Jakarta - Rupiah masih belum ada kabar baik. per penutupan Senin 18 Mei 2026, rupiah ditutup di Rp17.668 per dolar AS, rekor terlemah sepanjang sejarah.
Tren Pelemahan yang Terus Berlanjut
Mei 2026 jadi bulan yang berat buat rupiah. Bukan sekali jatuh, tapi berkali-kali. Tanggal 5 Mei di Rp17.425. Tanggal 12 Mei tembus Rp17.529. Lalu 15 Mei jeblok lagi ke Rp17.604. Setiap minggu rekor baru.
Penyebabnya? Analis Ibrahim Assuaibi dari PT Traze Andalan Futures bilang ada dua hal besar. Pertama, harga minyak dunia yang naik bikin inflasi merembet ke mana-mana dan pasar mulai berpikir The Fed bakal tahan suku bunga tinggi lebih lama dari yang diperkirakan. Kedua, situasi di Timur Tengah yang belum reda bikin investor makin gugup. Ujungnya, dolar AS jadi incaran dan rupiah yang kena getahnya.
Prabowo: "Orang Desa Enggak
Pakai Dolar"
Nah, ini yang bikin heboh. pada Sabtu
16 Mei 2026, Prabowo sedang mengadakan peresmian Museum Ibu Marsinah di Nganjuk, Jawa
Timur. Di tengah pidato, tiba-tiba nyebut soal rupiah.
"Saya yakin sekarang ada yang
selalu sebentar-sebentar 'Indonesia akan collapse, akan chaos'... Orang rakyat
di desa enggak pake dolar kok," kata Prabowo.
Ia juga bilang pangan dan energi masih aman. Indonesia tidak perlu ikut panik.
Lalu Benarkah Desa Tidak Terdampak?
Tidak semua setuju. Ekonom yang
dihubungi Tempo langsung membantah.
"Masyarakat desa memang tidak memakai dolar di pasar, warung, sawah, atau kandang ternak. Meski begitu, mereka tetap hidup dalam sistem harga nasional yang sangat dipengaruhi dolar," katanya, Ahad 17 Mei 2026.

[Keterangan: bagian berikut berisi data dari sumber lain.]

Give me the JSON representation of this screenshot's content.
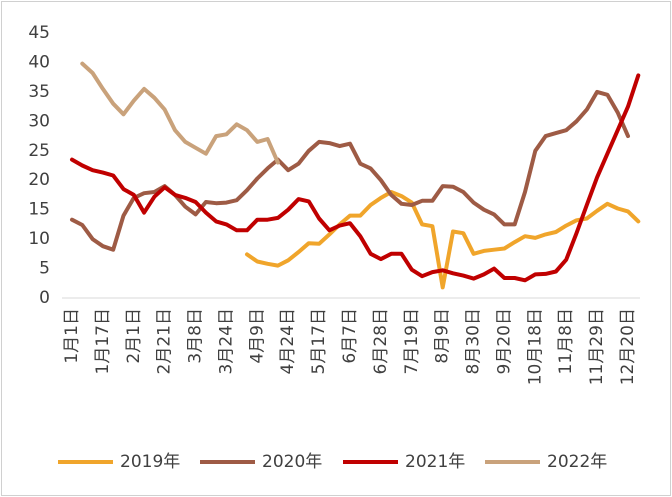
{
  "chart_data": {
    "type": "line",
    "categories": [
      "1月1日",
      null,
      null,
      "1月17日",
      null,
      null,
      "2月1日",
      null,
      null,
      "2月21日",
      null,
      null,
      "3月8日",
      null,
      null,
      "3月24日",
      null,
      null,
      "4月9日",
      null,
      null,
      "4月24日",
      null,
      null,
      "5月17日",
      null,
      null,
      "6月7日",
      null,
      null,
      "6月28日",
      null,
      null,
      "7月19日",
      null,
      null,
      "8月9日",
      null,
      null,
      "8月30日",
      null,
      null,
      "9月20日",
      null,
      null,
      "10月18日",
      null,
      null,
      "11月8日",
      null,
      null,
      "11月29日",
      null,
      null,
      "12月20日",
      null
    ],
    "series": [
      {
        "name": "2019年",
        "color": "#f0a52b",
        "values": [
          null,
          null,
          null,
          null,
          null,
          null,
          null,
          null,
          null,
          null,
          null,
          null,
          null,
          null,
          null,
          null,
          null,
          7.4,
          6.2,
          5.8,
          5.5,
          6.4,
          7.8,
          9.3,
          9.2,
          10.8,
          12.5,
          14,
          14,
          15.8,
          17,
          18,
          17.3,
          16.2,
          12.5,
          12.2,
          1.8,
          11.3,
          11,
          7.5,
          8,
          8.2,
          8.4,
          9.5,
          10.5,
          10.2,
          10.8,
          11.2,
          12.3,
          13.2,
          13.5,
          14.8,
          16,
          15.2,
          14.7,
          13
        ]
      },
      {
        "name": "2020年",
        "color": "#9e5b45",
        "values": [
          13.3,
          12.4,
          10,
          8.8,
          8.2,
          14,
          17,
          17.8,
          18,
          19,
          17.5,
          15.5,
          14.2,
          16.3,
          16.1,
          16.2,
          16.6,
          18.3,
          20.3,
          22,
          23.5,
          21.7,
          22.8,
          25,
          26.5,
          26.3,
          25.8,
          26.2,
          22.8,
          22,
          20,
          17.5,
          16,
          15.8,
          16.5,
          16.5,
          19,
          18.9,
          18,
          16.2,
          15,
          14.2,
          12.5,
          12.5,
          18,
          25,
          27.5,
          28,
          28.5,
          30,
          32,
          35,
          34.5,
          31.5,
          27.5,
          null
        ]
      },
      {
        "name": "2021年",
        "color": "#c00000",
        "values": [
          23.5,
          22.5,
          21.7,
          21.3,
          20.8,
          18.5,
          17.5,
          14.5,
          17.2,
          18.8,
          17.5,
          17,
          16.3,
          14.5,
          13,
          12.5,
          11.5,
          11.5,
          13.3,
          13.3,
          13.6,
          15,
          16.8,
          16.4,
          13.5,
          11.5,
          12.3,
          12.7,
          10.5,
          7.5,
          6.6,
          7.5,
          7.5,
          4.8,
          3.7,
          4.4,
          4.7,
          4.2,
          3.8,
          3.3,
          4,
          5,
          3.4,
          3.4,
          3,
          4,
          4.1,
          4.5,
          6.5,
          11,
          15.8,
          20.5,
          24.5,
          28.5,
          32.5,
          37.8
        ]
      },
      {
        "name": "2022年",
        "color": "#c9a27b",
        "values": [
          null,
          39.8,
          38.2,
          35.5,
          33,
          31.2,
          33.5,
          35.5,
          34,
          32,
          28.5,
          26.5,
          25.5,
          24.5,
          27.5,
          27.8,
          29.5,
          28.5,
          26.5,
          27,
          23,
          null,
          null,
          null,
          null,
          null,
          null,
          null,
          null,
          null,
          null,
          null,
          null,
          null,
          null,
          null,
          null,
          null,
          null,
          null,
          null,
          null,
          null,
          null,
          null,
          null,
          null,
          null,
          null,
          null,
          null,
          null,
          null,
          null,
          null,
          null
        ]
      }
    ],
    "ylim": [
      0,
      45
    ],
    "yticks": [
      0,
      5,
      10,
      15,
      20,
      25,
      30,
      35,
      40,
      45
    ],
    "grid": false,
    "legend": "bottom"
  }
}
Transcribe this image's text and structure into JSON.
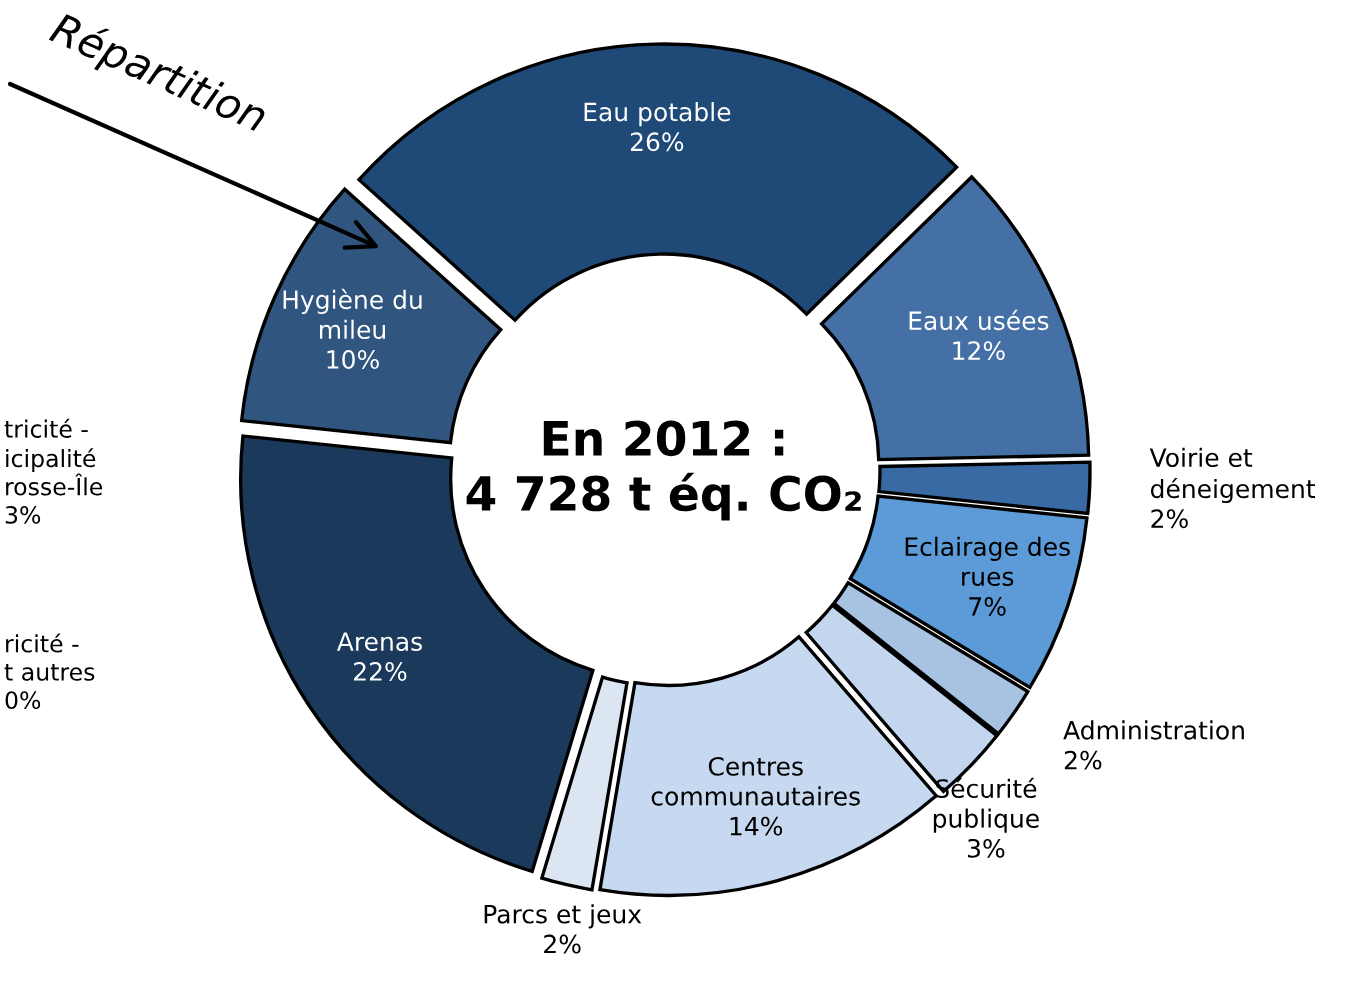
{
  "chart_data": {
    "type": "donut",
    "title": "En 2012 :\n4 728 t éq. CO₂",
    "categories": [
      "Eau potable",
      "Eaux usées",
      "Voirie et déneigement",
      "Eclairage des rues",
      "Administration",
      "Sécurité publique",
      "Centres communautaires",
      "Parcs et jeux",
      "Arenas",
      "Hygiène du mileu"
    ],
    "values": [
      26,
      12,
      2,
      7,
      2,
      3,
      14,
      2,
      22,
      10
    ],
    "colors": [
      "#1f4a78",
      "#4470a6",
      "#3a6aa3",
      "#5c9bd8",
      "#a8c2e2",
      "#c3d6ee",
      "#c6d9f0",
      "#dce6f2",
      "#1b395b",
      "#30557f"
    ],
    "value_labels": [
      "26%",
      "12%",
      "2%",
      "7%",
      "2%",
      "3%",
      "14%",
      "2%",
      "22%",
      "10%"
    ],
    "annotations": [
      "Répartition",
      "tricité -\nicipalité\nrosse-Île\n3%",
      "ricité -\nt autres\n0%"
    ]
  }
}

Logikanya gini, kalau rupiah
melemah, harga impor naik. Pupuk, pakan ternak, obat-obatan, BBM, alat
pertanian. Semua itu harganya ikut terseret. Dan kenaikan itu tidak berhenti di
pelabuhan. Secara perlahan menyebar sampai ke kios tani dan dapur rumah tangga di
desa.
"Karena itu, desa tidak perlu membayar dengan dolar untuk merasakan dampak dolar," tegasnya.
Suara DPR dan Pemerintah
Tidak semua mengkritik Prabowo.
Anggota Komisi XI DPR Putri Anetta Komarudin minta publik baca pernyataannya secara menyeluruh bukan potongan. Menurutnya itu pesan tersirat buat BI untuk segera
bergerak.
Jubir Gerindra Bahtra Banong juga
membela. "Kalau didengar utuh, Presiden sedang mengajak rakyat untuk tidak
usah panik karena fundamental ekonomi Indonesia kuat," katanya, Senin 18
Mei 2026.
Menkeu Purbaya lebih terang-terangan.
"Untuk menghibur rakyat saja di situ. Saya lihat konteksnya di pedesaan
waktu kemarin itu, enggak apa-apa ngomong begitu," ucapnya di Kompleks
Istana, Senin 18 Mei 2026.
Suku Bunga BI Berpotensi Naik
Ada satu hal lagi yang perlu
diperhatikan. Ibrahim Assuaibi memperkirakan BI akan naikkan suku bunga acuan
25 - 50 basis poin, entah di pertemuan Mei ini atau Juni nanti. Tujuannya satu:
bikin rupiah tidak makin jatuh.
Tapi kalau itu terjadi, ada harga yang harus dibayar masyarakat. Cicilan KPR, KUR, pinjaman bank , semuanya berpotensi naik.
Komisi XI DPR sudah siapkan rapat
kerja khusus dengan BI untuk bahas ini lebih jauh.
Pertanyaannya sekarang: apakah langkah BI akan cukup menahan pelemahan, atau pernyataan "orang desa enggak pakai dolar" justru yang lebih diingat publik?